Morning nap – first nap of the day. Sit you down and read I tell myself. I leave the breakfast dishes, the scattered letter blocks with baby teeth marks, and I begin my mid-morning with scripture. It’s a slow-forming habit. To ignore the sunshine, the messy floors, the urge to spend quiet hours indulging in youtube – it’s not easy. The rewards come slowly, but they come. So I sit with my Bible again.
I don’t like to have a daily time with God unless I have a plan of some kind. Lately, as I attempt to parent well, I have chosen Proverbs as my starting point. I’m reading through the gospels as well, but I start each study time by reading through the chapter in Proverbs that corresponds with the day of the month.
It is four months in; I love the repetition. Again and again I hear the same warnings against adultery, the same urging to seek wisdom, the same need for a fear of the Lord. And again and again Proverbs says “listen, my son”. Each time I’ve read it I’ve thought, What have my parents taught me that I need to remember and listen to right now? Today, God changed what I heard. What do I want Erik to learn from me, and remember?
That was not a comfortable question.
I want Erik to learn love. I want him to know the “breadth and length and height and depth, and to know the love of Christ that surpasses knowledge,” so that he can love others with that same abundance. So then, that is how I need to live. I am pondering now how I can better love others. I want to be somebody who cares, who remembers somebody’s name, who hears their struggle without condemnation.

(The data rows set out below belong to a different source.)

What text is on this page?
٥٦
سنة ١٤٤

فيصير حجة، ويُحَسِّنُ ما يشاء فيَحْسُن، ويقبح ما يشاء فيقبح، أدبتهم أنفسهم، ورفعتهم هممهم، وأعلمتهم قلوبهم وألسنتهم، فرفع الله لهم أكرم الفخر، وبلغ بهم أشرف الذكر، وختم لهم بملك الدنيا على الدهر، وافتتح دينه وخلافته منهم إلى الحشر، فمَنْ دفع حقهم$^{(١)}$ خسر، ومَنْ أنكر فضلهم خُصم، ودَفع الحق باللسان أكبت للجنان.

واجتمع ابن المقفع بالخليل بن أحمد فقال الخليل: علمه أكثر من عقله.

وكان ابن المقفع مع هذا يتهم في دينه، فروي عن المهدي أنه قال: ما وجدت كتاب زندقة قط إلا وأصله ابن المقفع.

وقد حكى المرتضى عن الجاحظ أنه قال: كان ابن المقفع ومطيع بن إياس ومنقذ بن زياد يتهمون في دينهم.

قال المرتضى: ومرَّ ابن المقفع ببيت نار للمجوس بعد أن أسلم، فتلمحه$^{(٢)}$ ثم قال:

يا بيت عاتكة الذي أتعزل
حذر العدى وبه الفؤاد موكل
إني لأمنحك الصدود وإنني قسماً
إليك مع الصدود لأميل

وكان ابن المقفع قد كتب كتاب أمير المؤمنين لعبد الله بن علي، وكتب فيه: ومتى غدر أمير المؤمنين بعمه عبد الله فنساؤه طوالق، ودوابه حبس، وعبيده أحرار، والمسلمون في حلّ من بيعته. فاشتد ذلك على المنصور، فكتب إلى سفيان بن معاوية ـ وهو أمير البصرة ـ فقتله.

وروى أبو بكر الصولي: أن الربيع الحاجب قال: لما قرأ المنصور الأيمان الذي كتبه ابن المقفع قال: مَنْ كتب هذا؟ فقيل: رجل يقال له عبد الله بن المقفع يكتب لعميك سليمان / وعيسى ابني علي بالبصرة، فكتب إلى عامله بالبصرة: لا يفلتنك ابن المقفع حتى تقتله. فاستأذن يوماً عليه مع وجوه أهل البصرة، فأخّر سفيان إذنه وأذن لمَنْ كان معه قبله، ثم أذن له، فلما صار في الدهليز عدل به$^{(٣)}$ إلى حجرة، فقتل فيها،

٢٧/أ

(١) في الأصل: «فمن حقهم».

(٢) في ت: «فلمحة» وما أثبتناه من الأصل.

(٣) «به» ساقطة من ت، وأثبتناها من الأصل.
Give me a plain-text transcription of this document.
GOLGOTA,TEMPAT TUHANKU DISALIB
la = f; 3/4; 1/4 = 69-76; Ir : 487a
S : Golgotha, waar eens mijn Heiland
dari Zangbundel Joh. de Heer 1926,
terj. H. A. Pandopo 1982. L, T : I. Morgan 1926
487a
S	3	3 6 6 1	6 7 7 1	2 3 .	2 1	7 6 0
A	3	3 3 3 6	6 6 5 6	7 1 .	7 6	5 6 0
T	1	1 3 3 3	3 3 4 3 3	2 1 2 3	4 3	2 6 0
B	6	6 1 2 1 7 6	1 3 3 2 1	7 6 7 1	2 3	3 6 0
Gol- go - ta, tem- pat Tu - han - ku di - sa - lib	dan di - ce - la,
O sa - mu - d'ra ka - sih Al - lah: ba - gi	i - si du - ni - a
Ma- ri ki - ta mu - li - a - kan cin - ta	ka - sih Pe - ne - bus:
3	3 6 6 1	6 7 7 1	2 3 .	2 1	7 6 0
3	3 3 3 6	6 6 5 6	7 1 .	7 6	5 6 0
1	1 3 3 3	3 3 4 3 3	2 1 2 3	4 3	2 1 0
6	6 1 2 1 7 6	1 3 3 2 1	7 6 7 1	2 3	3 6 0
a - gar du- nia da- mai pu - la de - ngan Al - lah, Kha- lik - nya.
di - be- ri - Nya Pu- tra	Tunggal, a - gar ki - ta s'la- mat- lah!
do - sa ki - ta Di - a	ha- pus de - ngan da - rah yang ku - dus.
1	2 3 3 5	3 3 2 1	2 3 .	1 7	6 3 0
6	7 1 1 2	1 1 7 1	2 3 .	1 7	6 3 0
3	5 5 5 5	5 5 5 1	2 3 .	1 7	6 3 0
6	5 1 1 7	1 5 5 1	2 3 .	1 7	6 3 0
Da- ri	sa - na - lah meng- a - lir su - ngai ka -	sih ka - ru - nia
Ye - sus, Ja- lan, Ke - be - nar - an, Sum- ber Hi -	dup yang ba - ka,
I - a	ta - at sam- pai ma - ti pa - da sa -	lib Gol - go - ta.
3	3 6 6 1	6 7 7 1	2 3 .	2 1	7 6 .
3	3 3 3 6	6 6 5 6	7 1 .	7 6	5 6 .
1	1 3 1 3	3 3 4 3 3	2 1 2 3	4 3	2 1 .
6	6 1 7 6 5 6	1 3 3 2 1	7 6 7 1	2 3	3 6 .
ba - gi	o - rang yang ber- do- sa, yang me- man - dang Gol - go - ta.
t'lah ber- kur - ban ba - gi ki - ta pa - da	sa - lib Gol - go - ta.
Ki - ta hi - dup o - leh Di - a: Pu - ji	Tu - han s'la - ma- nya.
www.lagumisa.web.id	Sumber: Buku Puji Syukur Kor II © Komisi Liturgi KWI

My mama was a great one for loving people. She’d invite anyone over for holidays if they didn’t have a place to gather. She’d talk to a stranger in the grocery store or a wrong number on the phone for an hour, just because she cared enough to feel their hurts. I want that heritage to run strongly in Erik, so it will need to run strongly in me. I have heard it said that a mother’s biggest contribution to the world may be those she raises. If that is true, then the only way I can truly magnify that contribution is to lead Erik by my own example.